I’ll be the first to say that I’m a bit of a newbie when it comes to containers, Kubernetes, and all things “cloud native”. Luckily, I’ve had the opportunity this month to participate in NGINX’s Microservices March training series and it has been amazingly informative. This four-week series is now in its third week, the focus this week is securing the scalable web applications we’ve been building over the first two weeks through use of security patterns applied to the ingress container. As someone who in the past has had the need to wrestle with traditional Web Application Filters to make sure our front-end servers aren’t mistakenly allowing public access to the back-end servers, I have to say this has been refreshing content
Like the other units, Microservices Security Pattern includes a high-level webinar featuring a Kubernetes trainer from Learnk8s, a collection of reading and videos, and a hands-on lab. If you’re registered, you can complete the lab through a browser-based environment that’s great for newbies, or if you’re up for more of a challenge you can use the lab guide to try it on your own.

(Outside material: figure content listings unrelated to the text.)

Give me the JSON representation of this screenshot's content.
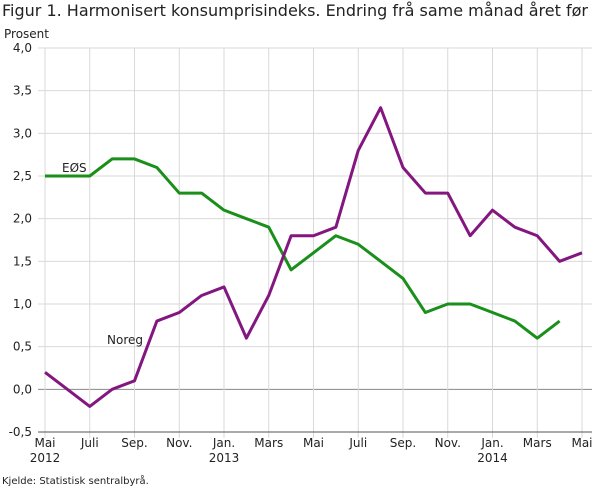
{
  "chart_data": {
    "type": "line",
    "title": "Figur 1. Harmonisert konsumprisindeks. Endring frå same månad året før",
    "y_label": "Prosent",
    "source": "Kjelde: Statistisk sentralbyrå.",
    "categories": [
      "Mai\n2012",
      null,
      "Juli",
      null,
      "Sep.",
      null,
      "Nov.",
      null,
      "Jan.\n2013",
      null,
      "Mars",
      null,
      "Mai",
      null,
      "Juli",
      null,
      "Sep.",
      null,
      "Nov.",
      null,
      "Jan.\n2014",
      null,
      "Mars",
      null,
      "Mai"
    ],
    "series": [
      {
        "name": "EØS",
        "color": "#1a8f1a",
        "values": [
          2.5,
          2.5,
          2.5,
          2.7,
          2.7,
          2.6,
          2.3,
          2.3,
          2.1,
          2.0,
          1.9,
          1.4,
          1.6,
          1.8,
          1.7,
          1.5,
          1.3,
          0.9,
          1.0,
          1.0,
          0.9,
          0.8,
          0.6,
          0.8,
          null
        ]
      },
      {
        "name": "Noreg",
        "color": "#83177f",
        "values": [
          0.2,
          0.0,
          -0.2,
          0.0,
          0.1,
          0.8,
          0.9,
          1.1,
          1.2,
          0.6,
          1.1,
          1.8,
          1.8,
          1.9,
          2.8,
          3.3,
          2.6,
          2.3,
          2.3,
          1.8,
          2.1,
          1.9,
          1.8,
          1.5,
          1.6
        ]
      }
    ],
    "ylim": [
      -0.5,
      4.0
    ],
    "yticks": [
      {
        "value": -0.5,
        "label": "-0,5"
      },
      {
        "value": 0,
        "label": "0,0"
      },
      {
        "value": 0.5,
        "label": "0,5"
      },
      {
        "value": 1.0,
        "label": "1,0"
      },
      {
        "value": 1.5,
        "label": "1,5"
      },
      {
        "value": 2.0,
        "label": "2,0"
      },
      {
        "value": 2.5,
        "label": "2,5"
      },
      {
        "value": 3.0,
        "label": "3,0"
      },
      {
        "value": 3.5,
        "label": "3,5"
      },
      {
        "value": 4.0,
        "label": "4,0"
      }
    ],
    "grid": true
  }
}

Learnings from the Lab “Protect Kubernetes Apps from SQP Injection”
Before I get into the content of what the training is teaching you how to do, I find it’s important to state the problem you are trying to solve. Often, attempts against our public facing web servers come by way of trying to pass commands through the URL string, making use of unpatched systems to pass commands that either are designed to interact with databases systems or the operating system itself. Even with our best intentions, patch management is always going to be a problem and that does nothing for you when the vulnerability is not known to the vendors. So, it is better to be able to filter out at least the worst possible options such as SELECT, DELETE, UNION or even rm -rf or format c:. This is where traditionally the web application filtering came in. Unfortunately, these were cumbersome physical or large sized virtual machines that are statically sized; unable to scale with our needs. This is where Kubernetes comes in.
The Good Solution
To fix our problem, we need to introduce filtering to the web server. With the concept of microservices, the goal is to only ever have a single task happening in a given container. So to introduce our filtering, we need to add another container to the stack here. In this case we can leverage what’s referred to as a sidecar: a very basic, vanilla NGINX container that is effectively a proxy sitting atop our app server in the same pod, doing nothing but proxying traffic to and from the app server and applying the filtering in line as needed by way of a ConfigMap. While this absolutely works, it’s not going to do anything for you in terms of load balancing or scaling.
The Better Solution
Through the first 2 weeks of this series of training we’ve been learning how to leverage NGINX Ingress Controller to provide a scalable load balancer for one or more web applications. Through the use of annotations, we can marry our need for security filtering to our Ingress solution, allowing for all our needs in one streamlined appliance. So, while we’ll still have the same benefits as the sidecar, it will easily scale and can potentially provide wider coverage to multiple applications at the next layer down.